Famous paintings by George Clausen: "The girl at the gate", «Self-portrait», "The head of a peasant woman", "Sobbing youth", "Girl's head".

George Clausen's family lived in London. His father was a Dane, and his mother was Scottish. His father worked as an artist-decorator, so the son could realize his artistic abilities without obstacles. From the age of eighteen he already earned it a living by working as a draftsman in a construction organization.

Clausen was educated at the National School of Art (Royal College of Art). Later he wrote that here he acquired technical skills. His teacher was Edwin Longwho persuaded the young man to do painting professionally.

Students and teachers massively addicted at the time Layton and Millet - they were considered the standard. But unofficially, Clausen, along with the rest of the youth, secretly dreamed of meeting an overseas artist Whistlerwho was their real idol. In his early work, he was also influenced Tissot, and the young man even managed to capture the artist's muse and wife, Kathleen Newton. Traveling to Holland also had its artistic consequences.

The next step was Paris. Clausen studied at the Julian Academy (private academy of arts) from such masters as Bouguereau and Tony Robert-Fleury. But in the Academy the artist lingered only for five months. Most of all, he was attracted to such masters as Koro with his pearly landscapes, and among the impressionists he singled out Degas and Mane. Their airiness and transience is read on the canvases of Clausen, depicting even the most difficult peasant life.

He first began exhibiting his work at Burlington House in the 1870s. Critics, spectators and colleagues warmly received the new artist with his soulful landscapes and non-superficial understanding of the work and everyday life of the villagers.

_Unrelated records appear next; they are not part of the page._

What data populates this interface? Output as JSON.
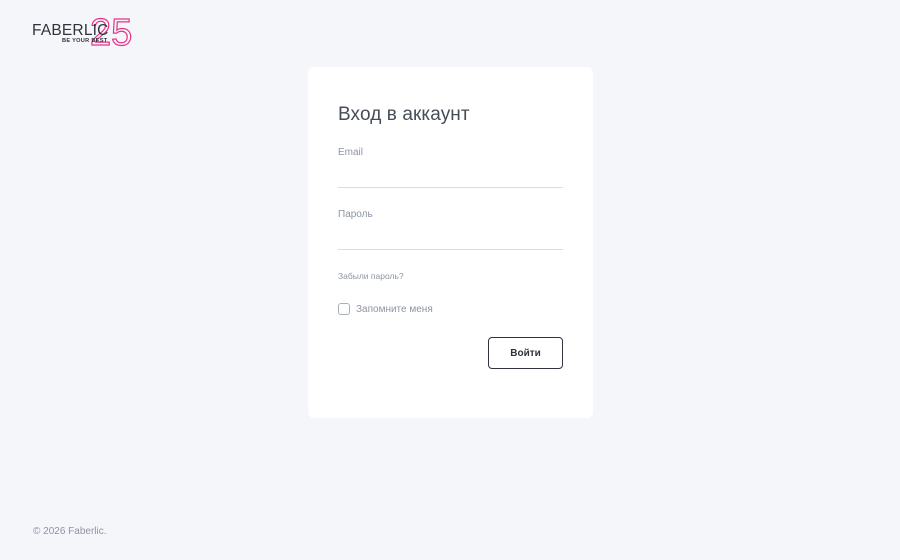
{
  "logo": {
    "brand": "FABERLIC",
    "number": "25",
    "tagline": "BE YOUR BEST"
  },
  "login_form": {
    "title": "Вход в аккаунт",
    "email_label": "Email",
    "email_value": "",
    "password_label": "Пароль",
    "password_value": "",
    "forgot_password": "Забыли пароль?",
    "remember_me": "Запомните меня",
    "remember_checked": false,
    "submit_label": "Войти"
  },
  "footer": {
    "copyright": "© 2026 Faberlic."
  },
  "colors": {
    "background": "#f5f6fa",
    "card": "#ffffff",
    "brand_pink": "#e8318a",
    "text_muted": "#8d94a3",
    "text_dark": "#2f333b"
  }
}
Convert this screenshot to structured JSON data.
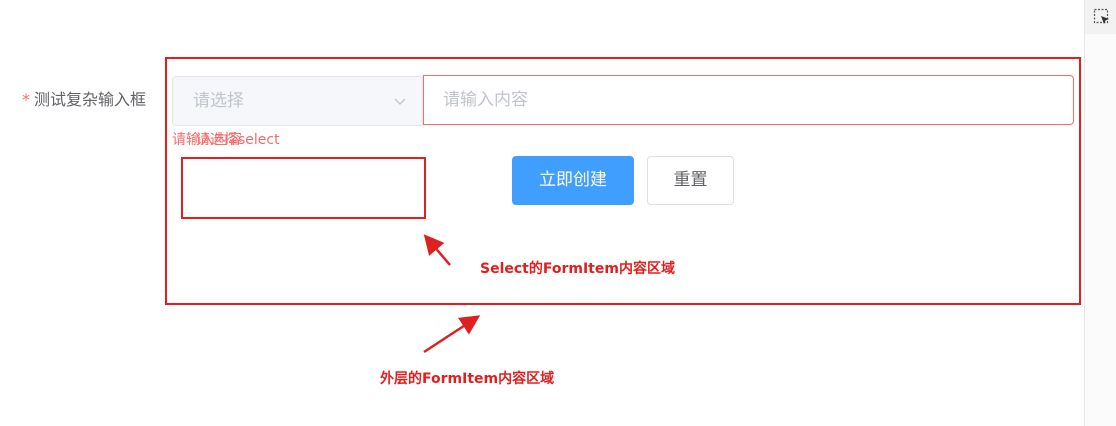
{
  "form": {
    "required_mark": "*",
    "label": "测试复杂输入框",
    "select": {
      "placeholder": "请选择"
    },
    "input": {
      "placeholder": "请输入内容",
      "value": ""
    },
    "errors": {
      "input_error": "请输入内容",
      "select_error": "请选择select"
    }
  },
  "actions": {
    "create_label": "立即创建",
    "reset_label": "重置"
  },
  "annotations": {
    "select_item_label": "Select的FormItem内容区域",
    "outer_item_label": "外层的FormItem内容区域"
  },
  "colors": {
    "primary": "#409eff",
    "error": "#f56c6c",
    "annotation_red": "#e02020",
    "placeholder": "#c0c4cc",
    "label_text": "#606266"
  },
  "icons": {
    "select_chevron": "chevron-down-icon",
    "inspector_tool": "element-picker-icon"
  }
}
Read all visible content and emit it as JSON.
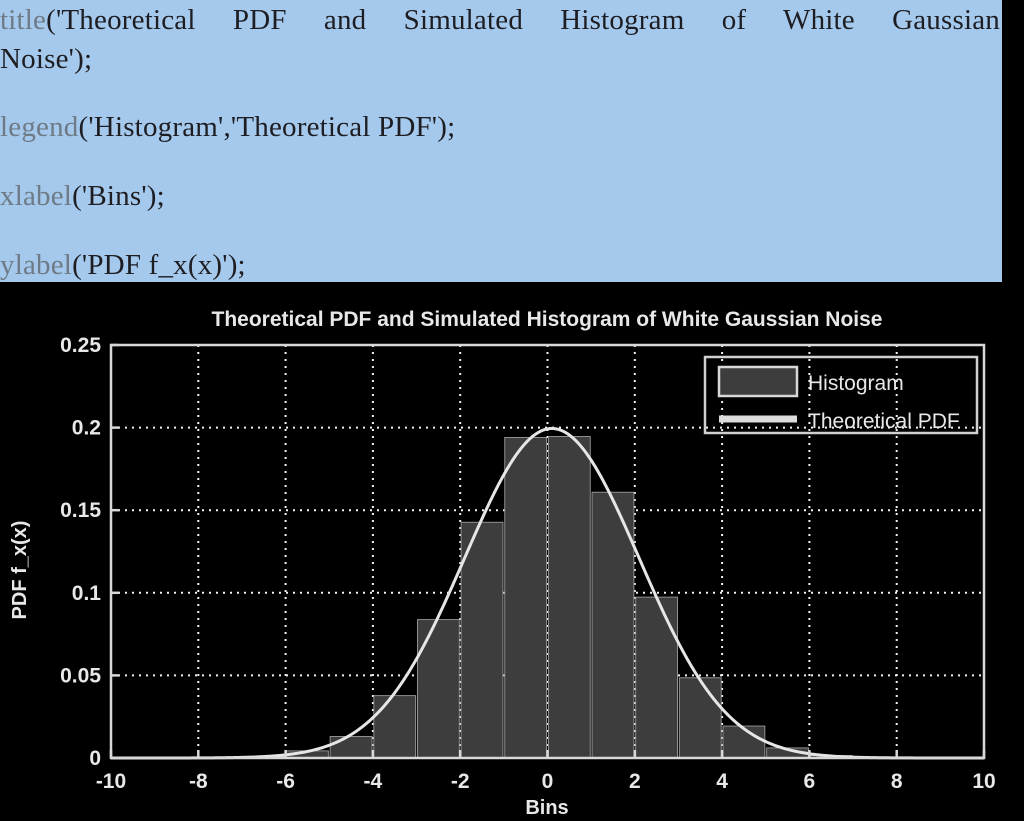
{
  "code_panel": {
    "background_color": "#a5c9ec",
    "lines": [
      {
        "id": "title_line_1",
        "text": "title('Theoretical PDF and Simulated Histogram of White Gaussian"
      },
      {
        "id": "title_line_2",
        "text": "Noise');"
      },
      {
        "id": "legend_line",
        "text": "legend('Histogram','Theoretical PDF');"
      },
      {
        "id": "xlabel_line",
        "text": "xlabel('Bins');"
      },
      {
        "id": "ylabel_line",
        "text": "ylabel('PDF f_x(x)');"
      }
    ],
    "tokens": {
      "title_fn": "title",
      "legend_fn": "legend",
      "xlabel_fn": "xlabel",
      "ylabel_fn": "ylabel",
      "title_arg_a": "('Theoretical",
      "title_arg_b": "PDF",
      "title_arg_c": "and",
      "title_arg_d": "Simulated",
      "title_arg_e": "Histogram",
      "title_arg_f": "of",
      "title_arg_g": "White",
      "title_arg_h": "Gaussian",
      "title_arg_tail": "Noise');",
      "legend_args": "('Histogram','Theoretical PDF');",
      "xlabel_args": "('Bins');",
      "ylabel_args": "('PDF f_x(x)');"
    }
  },
  "chart_data": {
    "type": "bar",
    "title": "Theoretical PDF and Simulated Histogram of White Gaussian Noise",
    "xlabel": "Bins",
    "ylabel": "PDF f_x(x)",
    "xlim": [
      -10,
      10
    ],
    "ylim": [
      0,
      0.25
    ],
    "xticks": [
      -10,
      -8,
      -6,
      -4,
      -2,
      0,
      2,
      4,
      6,
      8,
      10
    ],
    "xticklabels": [
      "-10",
      "-8",
      "-6",
      "-4",
      "-2",
      "0",
      "2",
      "4",
      "6",
      "8",
      "10"
    ],
    "yticks": [
      0,
      0.05,
      0.1,
      0.15,
      0.2,
      0.25
    ],
    "yticklabels": [
      "0",
      "0.05",
      "0.1",
      "0.15",
      "0.2",
      "0.25"
    ],
    "grid": true,
    "grid_style": "dotted",
    "grid_color": "#ffffff",
    "background": "#000000",
    "legend": {
      "position": "top-right",
      "entries": [
        {
          "label": "Histogram",
          "marker": "filled-rect",
          "color": "#3d3d3d",
          "edge": "#d8d8d8"
        },
        {
          "label": "Theoretical PDF",
          "marker": "line",
          "color": "#dcdcdc"
        }
      ]
    },
    "series": [
      {
        "name": "Histogram",
        "type": "bar",
        "bin_width": 0.125,
        "distribution": "normal",
        "mean": 0.15,
        "sigma": 2.0,
        "peak_value": 0.2,
        "bar_color": "#3d3d3d",
        "bar_edge_color": "#9a9a9a",
        "values_note": "Simulated white Gaussian noise histogram normalized to a PDF; peak ~0.2 near x=0."
      },
      {
        "name": "Theoretical PDF",
        "type": "line",
        "distribution": "normal",
        "mean": 0.1,
        "sigma": 2.0,
        "peak_value": 0.2,
        "line_color": "#e6e6e6",
        "line_width": 3
      }
    ]
  }
}
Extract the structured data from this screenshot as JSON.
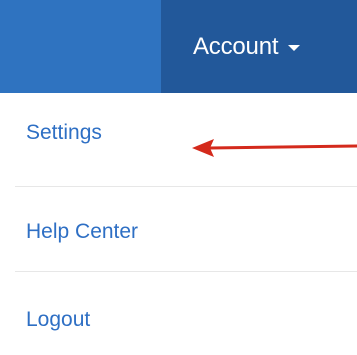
{
  "navbar": {
    "account_label": "Account",
    "caret_icon": "caret-down-icon",
    "bar_color": "#2f73c0",
    "active_color": "#22589a"
  },
  "menu": {
    "items": [
      {
        "label": "Settings"
      },
      {
        "label": "Help Center"
      },
      {
        "label": "Logout"
      }
    ],
    "link_color": "#2e6fc4"
  },
  "annotation": {
    "type": "arrow",
    "color": "#d42a1c",
    "points_to": "Settings"
  }
}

The flow of country life attracted Clausen not only in terms of the factuality and realism of the image on the canvas. His works are full of personal perception, empathy, depth. He paid special attention to the work on landscapes, studying nature under different lighting conditions.

Having married, Clausen makes a strange decision for the artistic elite to leave London and live in a village. It was the path of complete immersion, the desire to write as authentically as possible. Naturalism, perceived from the paintings of Bastien-Lepage, which he saw in Paris, becomes an integral and then recognizable feature of his work. The artist does not shy away from the details and physical imperfections of his heroes, shows them without embellishment with their wrinkles, large noses and hanging centuries. Under the influence of the French painter, the famous painting “The Girl at the Gate” was painted. This is a portrait of a rural woman who worked as a nanny at Clausen.

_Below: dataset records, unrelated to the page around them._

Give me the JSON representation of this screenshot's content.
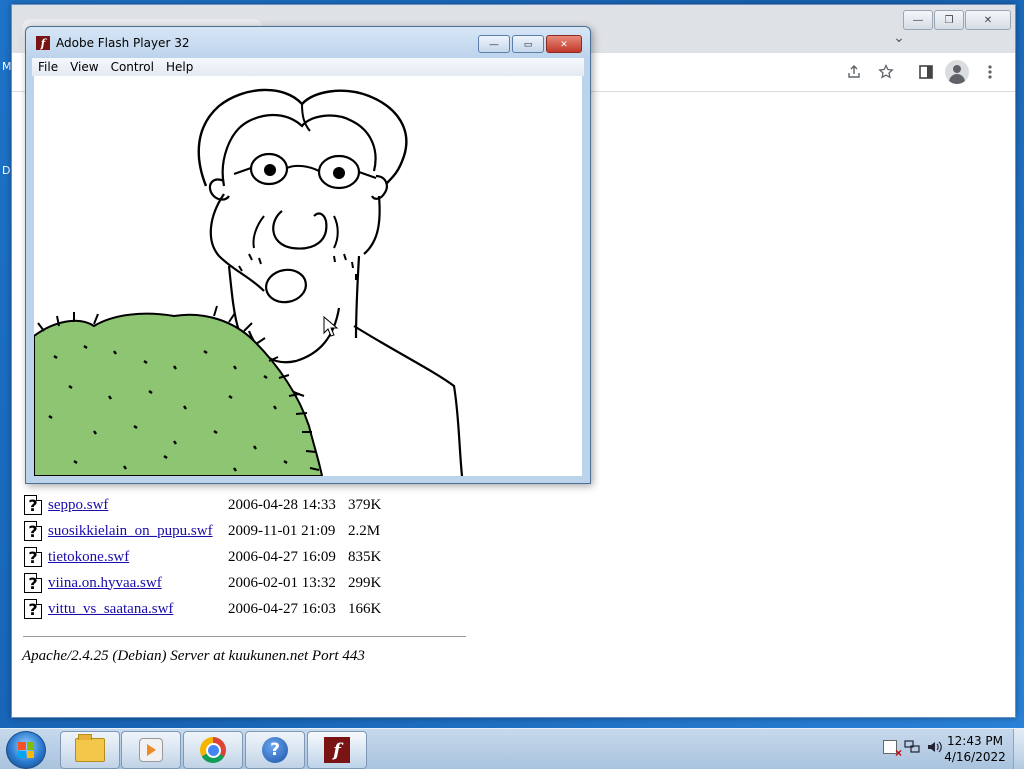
{
  "desktop": {
    "edge_letters": [
      "M",
      "D"
    ]
  },
  "chrome": {
    "caption": {
      "minimize": "—",
      "restore": "❐",
      "close": "✕"
    },
    "tab_search_glyph": "⌄",
    "toolbar_icons": [
      "share-icon",
      "star-icon",
      "side-panel-icon",
      "profile-icon",
      "menu-icon"
    ]
  },
  "listing": {
    "rows": [
      {
        "name": "seppo.swf",
        "date": "2006-04-28 14:33",
        "size": "379K"
      },
      {
        "name": "suosikkielain_on_pupu.swf",
        "date": "2009-11-01 21:09",
        "size": "2.2M"
      },
      {
        "name": "tietokone.swf",
        "date": "2006-04-27 16:09",
        "size": "835K"
      },
      {
        "name": "viina.on.hyvaa.swf",
        "date": "2006-02-01 13:32",
        "size": "299K"
      },
      {
        "name": "vittu_vs_saatana.swf",
        "date": "2006-04-27 16:03",
        "size": "166K"
      }
    ],
    "server_signature": "Apache/2.4.25 (Debian) Server at kuukunen.net Port 443"
  },
  "flash_window": {
    "title": "Adobe Flash Player 32",
    "menu": [
      "File",
      "View",
      "Control",
      "Help"
    ],
    "caption": {
      "minimize": "—",
      "maximize": "▭",
      "close": "✕"
    }
  },
  "taskbar": {
    "apps": [
      "explorer",
      "media-player",
      "chrome",
      "help",
      "flash-player"
    ],
    "clock_time": "12:43 PM",
    "clock_date": "4/16/2022"
  },
  "colors": {
    "link": "#1a0dab",
    "grass": "#8dc572",
    "flash_brand": "#7a1313"
  }
}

Clausen's wife Agnes sometimes appeared on his canvases. But the two daughters Margaret Mary and Catherine Francis often became his models ("Student", "Two girls sort roses"). The couple also had a son, Arthur George.

Despite a rather traditional selection of subjects, the audience, colleagues and critics perceived Clausen with enthusiasm. But the naturalistic manner of writing attracted, of course, not everyone: the “aesthetes” were indignant, considering the author to be the representative of the “school of freaks”.

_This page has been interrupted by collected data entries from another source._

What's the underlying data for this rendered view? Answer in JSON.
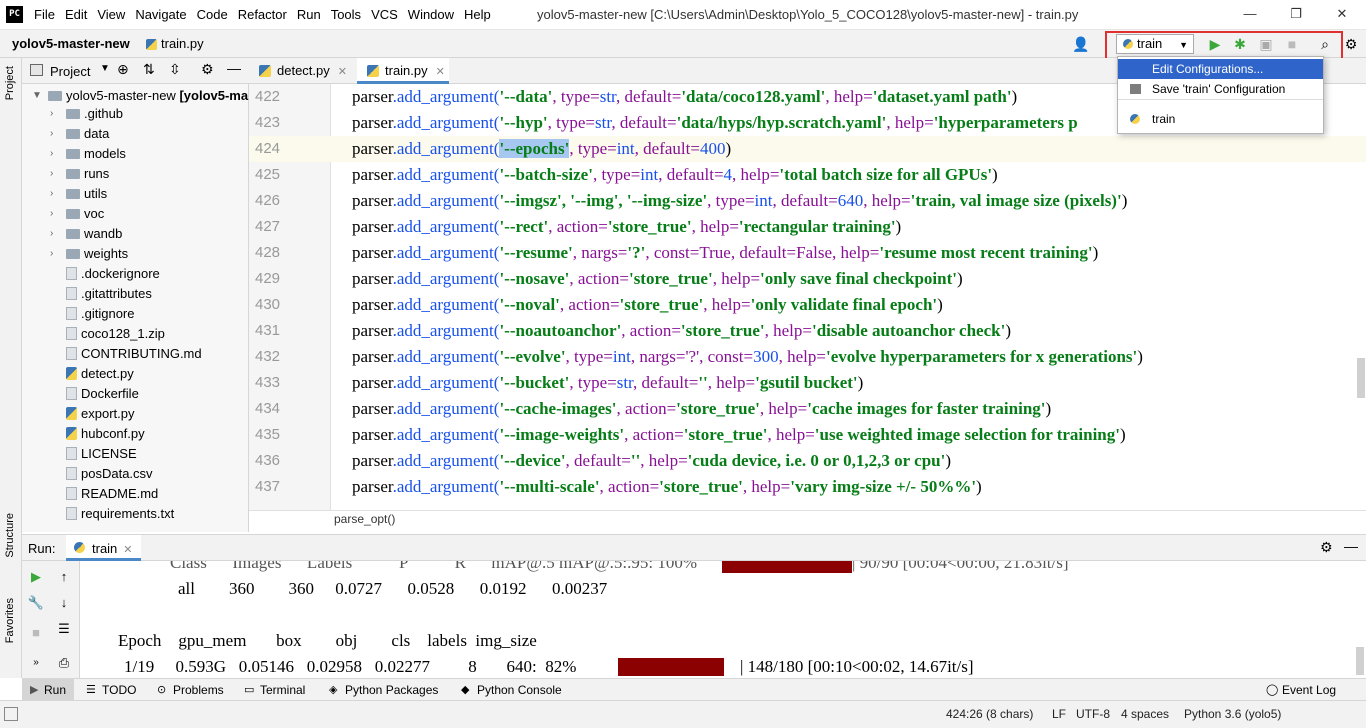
{
  "app": {
    "logo": "PC",
    "menus": [
      "File",
      "Edit",
      "View",
      "Navigate",
      "Code",
      "Refactor",
      "Run",
      "Tools",
      "VCS",
      "Window",
      "Help"
    ],
    "window_title": "yolov5-master-new [C:\\Users\\Admin\\Desktop\\Yolo_5_COCO128\\yolov5-master-new] - train.py",
    "win_min": "—",
    "win_max": "❐",
    "win_close": "✕"
  },
  "navbar": {
    "project": "yolov5-master-new",
    "file": "train.py",
    "run_config": "train"
  },
  "run_menu": {
    "items": [
      "Edit Configurations...",
      "Save 'train' Configuration",
      "train"
    ]
  },
  "project_panel": {
    "title": "Project",
    "root": "yolov5-master-new",
    "root_suffix": "[yolov5-ma",
    "items": [
      {
        "name": ".github",
        "type": "folder"
      },
      {
        "name": "data",
        "type": "folder"
      },
      {
        "name": "models",
        "type": "folder"
      },
      {
        "name": "runs",
        "type": "folder"
      },
      {
        "name": "utils",
        "type": "folder"
      },
      {
        "name": "voc",
        "type": "folder"
      },
      {
        "name": "wandb",
        "type": "folder"
      },
      {
        "name": "weights",
        "type": "folder"
      },
      {
        "name": ".dockerignore",
        "type": "file"
      },
      {
        "name": ".gitattributes",
        "type": "file"
      },
      {
        "name": ".gitignore",
        "type": "file"
      },
      {
        "name": "coco128_1.zip",
        "type": "file"
      },
      {
        "name": "CONTRIBUTING.md",
        "type": "file"
      },
      {
        "name": "detect.py",
        "type": "py"
      },
      {
        "name": "Dockerfile",
        "type": "file"
      },
      {
        "name": "export.py",
        "type": "py"
      },
      {
        "name": "hubconf.py",
        "type": "py"
      },
      {
        "name": "LICENSE",
        "type": "file"
      },
      {
        "name": "posData.csv",
        "type": "file"
      },
      {
        "name": "README.md",
        "type": "file"
      },
      {
        "name": "requirements.txt",
        "type": "file"
      }
    ]
  },
  "editor": {
    "tabs": [
      "detect.py",
      "train.py"
    ],
    "breadcrumb": "parse_opt()",
    "lines": [
      {
        "n": "422",
        "arg": "'--data'",
        "rest_a": ", type=",
        "t": "str",
        "rest_b": ", default=",
        "d": "'data/coco128.yaml'",
        "rest_c": ", help=",
        "h": "'dataset.yaml path'",
        "end": ")"
      },
      {
        "n": "423",
        "arg": "'--hyp'",
        "rest_a": ", type=",
        "t": "str",
        "rest_b": ", default=",
        "d": "'data/hyps/hyp.scratch.yaml'",
        "rest_c": ", help=",
        "h": "'hyperparameters p",
        "end": ""
      },
      {
        "n": "424",
        "arg": "'--epochs'",
        "rest_a": ", type=",
        "t": "int",
        "rest_b": ", default=",
        "d": "400",
        "rest_c": "",
        "h": "",
        "end": ")"
      },
      {
        "n": "425",
        "arg": "'--batch-size'",
        "rest_a": ", type=",
        "t": "int",
        "rest_b": ", default=",
        "d": "4",
        "rest_c": ", help=",
        "h": "'total batch size for all GPUs'",
        "end": ")"
      },
      {
        "n": "426",
        "arg": "'--imgsz', '--img', '--img-size'",
        "rest_a": ", type=",
        "t": "int",
        "rest_b": ", default=",
        "d": "640",
        "rest_c": ", help=",
        "h": "'train, val image size (pixels)'",
        "end": ")"
      },
      {
        "n": "427",
        "arg": "'--rect'",
        "rest_a": ", action=",
        "t": "'store_true'",
        "rest_b": "",
        "d": "",
        "rest_c": ", help=",
        "h": "'rectangular training'",
        "end": ")"
      },
      {
        "n": "428",
        "arg": "'--resume'",
        "rest_a": ", nargs=",
        "t": "'?'",
        "rest_b": ", const=True, default=False",
        "d": "",
        "rest_c": ", help=",
        "h": "'resume most recent training'",
        "end": ")"
      },
      {
        "n": "429",
        "arg": "'--nosave'",
        "rest_a": ", action=",
        "t": "'store_true'",
        "rest_b": "",
        "d": "",
        "rest_c": ", help=",
        "h": "'only save final checkpoint'",
        "end": ")"
      },
      {
        "n": "430",
        "arg": "'--noval'",
        "rest_a": ", action=",
        "t": "'store_true'",
        "rest_b": "",
        "d": "",
        "rest_c": ", help=",
        "h": "'only validate final epoch'",
        "end": ")"
      },
      {
        "n": "431",
        "arg": "'--noautoanchor'",
        "rest_a": ", action=",
        "t": "'store_true'",
        "rest_b": "",
        "d": "",
        "rest_c": ", help=",
        "h": "'disable autoanchor check'",
        "end": ")"
      },
      {
        "n": "432",
        "arg": "'--evolve'",
        "rest_a": ", type=",
        "t": "int",
        "rest_b": ", nargs='?', const=",
        "d": "300",
        "rest_c": ", help=",
        "h": "'evolve hyperparameters for x generations'",
        "end": ")"
      },
      {
        "n": "433",
        "arg": "'--bucket'",
        "rest_a": ", type=",
        "t": "str",
        "rest_b": ", default=",
        "d": "''",
        "rest_c": ", help=",
        "h": "'gsutil bucket'",
        "end": ")"
      },
      {
        "n": "434",
        "arg": "'--cache-images'",
        "rest_a": ", action=",
        "t": "'store_true'",
        "rest_b": "",
        "d": "",
        "rest_c": ", help=",
        "h": "'cache images for faster training'",
        "end": ")"
      },
      {
        "n": "435",
        "arg": "'--image-weights'",
        "rest_a": ", action=",
        "t": "'store_true'",
        "rest_b": "",
        "d": "",
        "rest_c": ", help=",
        "h": "'use weighted image selection for training'",
        "end": ")"
      },
      {
        "n": "436",
        "arg": "'--device'",
        "rest_a": ", default=",
        "t": "''",
        "rest_b": "",
        "d": "",
        "rest_c": ", help=",
        "h": "'cuda device, i.e. 0 or 0,1,2,3 or cpu'",
        "end": ")"
      },
      {
        "n": "437",
        "arg": "'--multi-scale'",
        "rest_a": ", action=",
        "t": "'store_true'",
        "rest_b": "",
        "d": "",
        "rest_c": ", help=",
        "h": "'vary img-size +/- 50%%'",
        "end": ")"
      }
    ],
    "prefix": "parser",
    "method": ".add_argument("
  },
  "run_panel": {
    "label": "Run:",
    "tab": "train",
    "out_header": "Class      Images      Labels           P           R      mAP@.5 mAP@.5:.95: 100%",
    "out_header_tail": "| 90/90 [00:04<00:00, 21.83it/s]",
    "out_all": "all        360        360     0.0727      0.0528      0.0192      0.00237",
    "out_epoch_header": "Epoch    gpu_mem       box        obj        cls    labels  img_size",
    "out_epoch": "1/19     0.593G   0.05146   0.02958   0.02277         8       640:  82%",
    "out_epoch_tail": "| 148/180 [00:10<00:02, 14.67it/s]"
  },
  "bottom_tabs": [
    "Run",
    "TODO",
    "Problems",
    "Terminal",
    "Python Packages",
    "Python Console"
  ],
  "event_log": "Event Log",
  "side_labels": {
    "project": "Project",
    "structure": "Structure",
    "favorites": "Favorites"
  },
  "status": {
    "position": "424:26 (8 chars)",
    "line_sep": "LF",
    "encoding": "UTF-8",
    "indent": "4 spaces",
    "interpreter": "Python 3.6 (yolo5)"
  }
}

In 1906, Clausen became an academician and professor of painting. He especially revealed himself as a teacher, his studies were popular. It was noted that even very liberal youth regularly attended his lectures. He used his experience of working with students to create the theoretical work “Six lectures on painting”. His next work was the book "Goals and Ideals in Art".

Clausen was one of the founders of the New English Art Club (New English Art Club) - a community that was brought up in open-air painting and opposed the conservative Royal Academy of Arts. In 1927 he was knighted.

George Clausen died in 1944, having lived 92 years.